Before accepting your brand statement as the one that will guide your branding strategy, see if you can answer “yes” to these three questions:

  • Does the statement illuminate your difference? Does it make it clear how you differ from other solutions in your business arena?
  • Is the statement customer-centric? Does it clarify what valuable benefit or value you provide and promise to others rather than what you aspire for yourself?
  • Can you project the statement with a unified voice across all markets and media? And can you fulfill its promise through every contact with your business and as part of the overall customer experience with your brand?

Putting your brand statement to the test

After you commit to your brand statement, test it internally within your business and with key customer or prospective customer groups.

In personal meetings and focus-group sessions, confirm that the brand statement you’ve crafted resonates with your target market audience by learning the answers to these questions:

  • Is the promise you make consistent with the beliefs people currently hold about you? Or if you’re branding a new business or product, is the promise one in which you realistically believe you can develop trust?
    • Is the promise one you can live up to through every form of marketplace encounter?
    • Is the promise easy to understand? If one customer were to explain it to another, do you believe they would be able to express it clearly?
  • Are the unique attributes or benefits highlighted in your brand statement truly meaningful to customers?
  • Is the character that you’ve summarized in your brand statement consistent with the character that others believe you exude?
  • If you uncover slight differences between the promise, benefits, and character defined in your brand identity statement and the attributes others believe to be true about your business, are you clear about what adjustments would align the two mind-sets?
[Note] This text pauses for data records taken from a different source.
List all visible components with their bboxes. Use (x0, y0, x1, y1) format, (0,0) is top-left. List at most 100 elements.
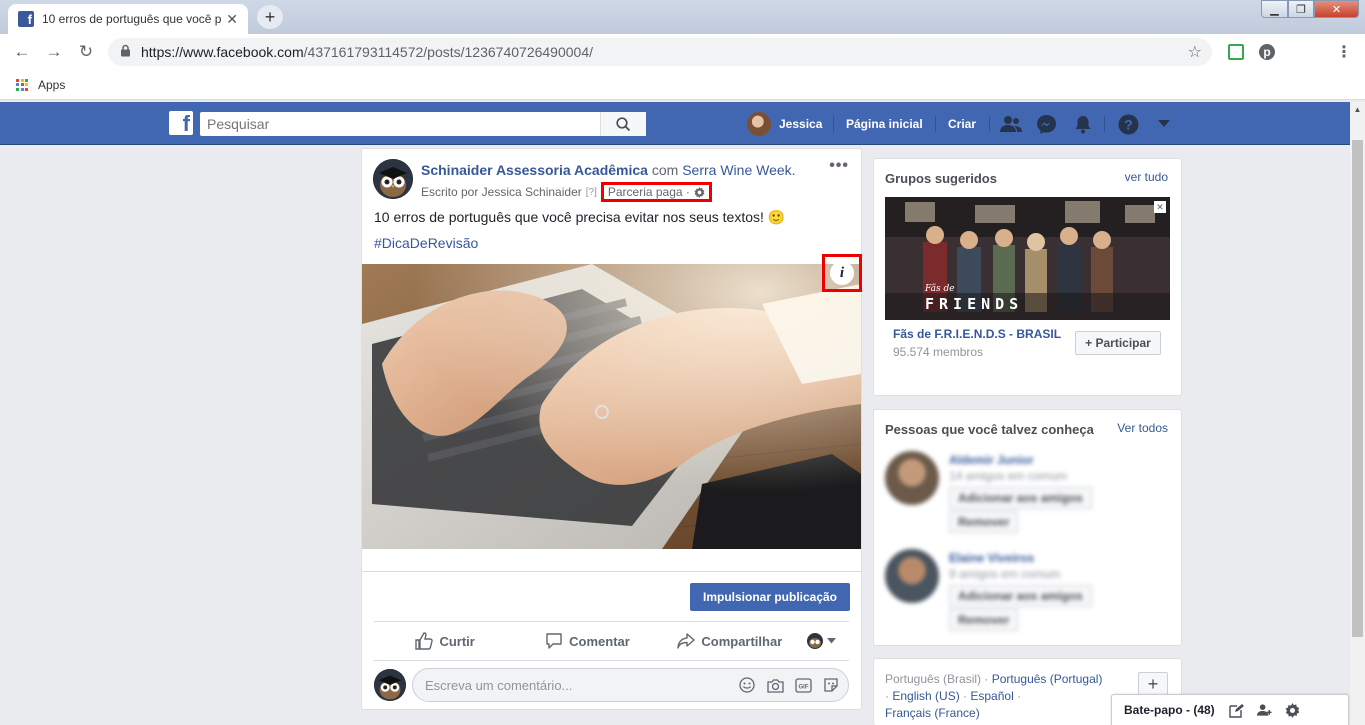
remove-label: Remover (958, 515, 1010, 529)
nav-create-link[interactable]: Criar (948, 102, 976, 145)
post-as-selector[interactable] (801, 633, 849, 649)
reload-icon[interactable]: ↻ (70, 42, 102, 62)
chat-bar[interactable]: Bate-papo - (48) (1111, 694, 1349, 725)
person-name-link[interactable]: Aldemir Junior (949, 453, 1034, 467)
comment-placeholder: Escreva um comentário... (425, 677, 573, 693)
back-arrow-icon[interactable]: ← (6, 42, 38, 62)
address-bar[interactable]: https://www.facebook.com/437161793114572… (108, 38, 1212, 66)
add-friend-button[interactable]: Adicionar aos amigos (949, 585, 1092, 607)
profile-link[interactable]: Jessica (747, 102, 822, 145)
avatar[interactable] (885, 451, 939, 505)
account-menu-chevron-down-icon[interactable] (1153, 114, 1175, 134)
comment-input[interactable]: Escreva um comentário... GIF (412, 668, 849, 702)
emoji-icon[interactable] (738, 676, 756, 694)
remove-suggestion-button[interactable]: Remover (949, 609, 1019, 631)
list-item: Elaine Viveiros 9 amigos em comum Adicio… (885, 549, 1175, 639)
facebook-logo-icon[interactable]: f (169, 111, 193, 135)
like-button[interactable]: Curtir (374, 632, 516, 650)
suggested-groups-card: Grupos sugeridos ver tudo Fãs de FRIENDS… (873, 158, 1182, 396)
sticker-icon[interactable] (822, 676, 840, 694)
page-avatar[interactable] (373, 159, 413, 199)
compose-message-icon[interactable] (1229, 702, 1245, 718)
browser-toolbar: ← → ↻ https://www.facebook.com/437161793… (0, 34, 1365, 70)
nav-divider (989, 116, 990, 132)
gif-icon[interactable]: GIF (794, 676, 812, 694)
groups-see-all-link[interactable]: ver tudo (1125, 170, 1168, 184)
drive-extension-icon[interactable] (1228, 44, 1244, 60)
scroll-up-arrow-icon[interactable]: ▲ (1350, 102, 1365, 117)
url-path: /437161793114572/posts/1236740726490004/ (303, 44, 593, 60)
add-language-button[interactable]: + (1138, 672, 1168, 696)
browser-tab-strip: f 10 erros de português que você p ✕ + ▁… (0, 0, 1365, 34)
avatar[interactable] (885, 549, 939, 603)
create-group-chat-icon[interactable] (1256, 702, 1273, 718)
window-maximize-button[interactable]: ❐ (1288, 0, 1314, 18)
language-link-english[interactable]: English (US) (892, 689, 959, 703)
friend-requests-icon[interactable] (1000, 114, 1022, 134)
tagged-page-link[interactable]: Serra Wine Week. (682, 162, 795, 178)
written-by-help-link[interactable]: [?] (586, 187, 597, 198)
group-cover-image[interactable]: Fãs de FRIENDS ✕ (885, 197, 1170, 320)
join-group-button[interactable]: + Participar (1075, 331, 1161, 355)
language-link-spanish[interactable]: Español (970, 689, 1013, 703)
browser-menu-icon[interactable]: ⋮ (1336, 44, 1352, 61)
help-icon[interactable]: ? (1117, 114, 1139, 134)
nav-home-link[interactable]: Página inicial (846, 102, 923, 145)
hashtag-link[interactable]: #DicaDeRevisão (374, 235, 478, 251)
comment-label: Comentar (569, 633, 630, 649)
search-box (200, 112, 646, 136)
profile-name: Jessica (779, 116, 823, 131)
bookmark-star-icon[interactable]: ☆ (1188, 42, 1202, 62)
info-icon[interactable]: i (830, 261, 854, 285)
gear-icon[interactable] (694, 186, 705, 198)
language-list: Português (Brasil) · Português (Portugal… (885, 672, 1103, 720)
apps-grid-icon[interactable] (16, 78, 28, 91)
add-friend-button[interactable]: Adicionar aos amigos (949, 487, 1092, 509)
search-button[interactable] (600, 112, 646, 136)
share-button[interactable]: Compartilhar (659, 632, 801, 650)
svg-text:GIF: GIF (798, 684, 808, 690)
chat-settings-gear-icon[interactable] (1285, 702, 1301, 718)
post-options-more-icon[interactable]: ••• (829, 157, 849, 175)
person-name-link[interactable]: Elaine Viveiros (949, 551, 1034, 565)
search-input[interactable] (200, 113, 600, 135)
browser-tab[interactable]: f 10 erros de português que você p ✕ (8, 4, 248, 34)
window-close-button[interactable]: ✕ (1314, 0, 1359, 18)
paid-partnership-highlight: Parceria paga · (600, 182, 712, 202)
post-photo-laptop-typing[interactable] (362, 264, 861, 549)
browser-tab-title: 10 erros de português que você p (42, 12, 222, 26)
page-scrollbar[interactable]: ▲ (1350, 102, 1365, 725)
close-icon[interactable]: ✕ (1154, 201, 1166, 213)
chevron-down-icon (827, 638, 837, 644)
svg-text:?: ? (1124, 116, 1133, 132)
remove-suggestion-button[interactable]: Remover (949, 511, 1019, 533)
boost-post-button[interactable]: Impulsionar publicação (690, 583, 850, 611)
forward-arrow-icon[interactable]: → (38, 42, 70, 62)
language-link-portugal[interactable]: Português (Portugal) (992, 672, 1103, 686)
nav-home-label: Página inicial (846, 116, 923, 131)
group-name-link[interactable]: Fãs de F.R.I.E.N.D.S - BRASIL (893, 327, 1061, 341)
nav-divider (833, 116, 834, 132)
language-link-french[interactable]: Français (France) (885, 706, 980, 720)
pinterest-extension-icon[interactable]: p (1259, 44, 1275, 60)
tab-close-icon[interactable]: ✕ (226, 11, 238, 28)
page-name-link[interactable]: Schinaider Assessoria Acadêmica (421, 162, 648, 178)
suggested-groups-title: Grupos sugeridos (885, 171, 997, 186)
camera-icon[interactable] (766, 676, 784, 694)
messenger-icon[interactable] (1035, 114, 1057, 134)
post-text: 10 erros de português que você precisa e… (374, 209, 786, 225)
comment-button[interactable]: Comentar (516, 632, 658, 650)
people-see-all-link[interactable]: Ver todos (1117, 421, 1168, 435)
mutual-friends-text: 14 amigos em comum (949, 469, 1068, 483)
people-you-may-know-title: Pessoas que você talvez conheça (885, 422, 1094, 437)
paid-partnership-label[interactable]: Parceria paga · (608, 185, 690, 199)
new-tab-button[interactable]: + (257, 5, 283, 29)
apps-bookmark[interactable]: Apps (38, 78, 65, 92)
share-arrow-icon (677, 633, 696, 649)
scrollbar-thumb[interactable] (1352, 140, 1363, 637)
add-friend-label: Adicionar aos amigos (958, 491, 1083, 505)
window-minimize-button[interactable]: ▁ (1261, 0, 1288, 18)
nav-divider (1104, 116, 1105, 132)
notifications-bell-icon[interactable] (1072, 114, 1094, 134)
facebook-top-bar: f Jessica Página inicial Criar ? (0, 102, 1350, 145)
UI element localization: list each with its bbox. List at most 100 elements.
tip.eps If your brand will serve a concise, easy-to-reach, and relatively small market, you can test your brand statement on your own, using the research advice presented in Chapter 4. For brands that serve larger markets or face major competition from established and recognized brands, invest in professional assistance to test your statement before putting it to work as you name your brand, design its logo and tagline, and create the marketing materials and brand experience that will present it day in and day out in your market.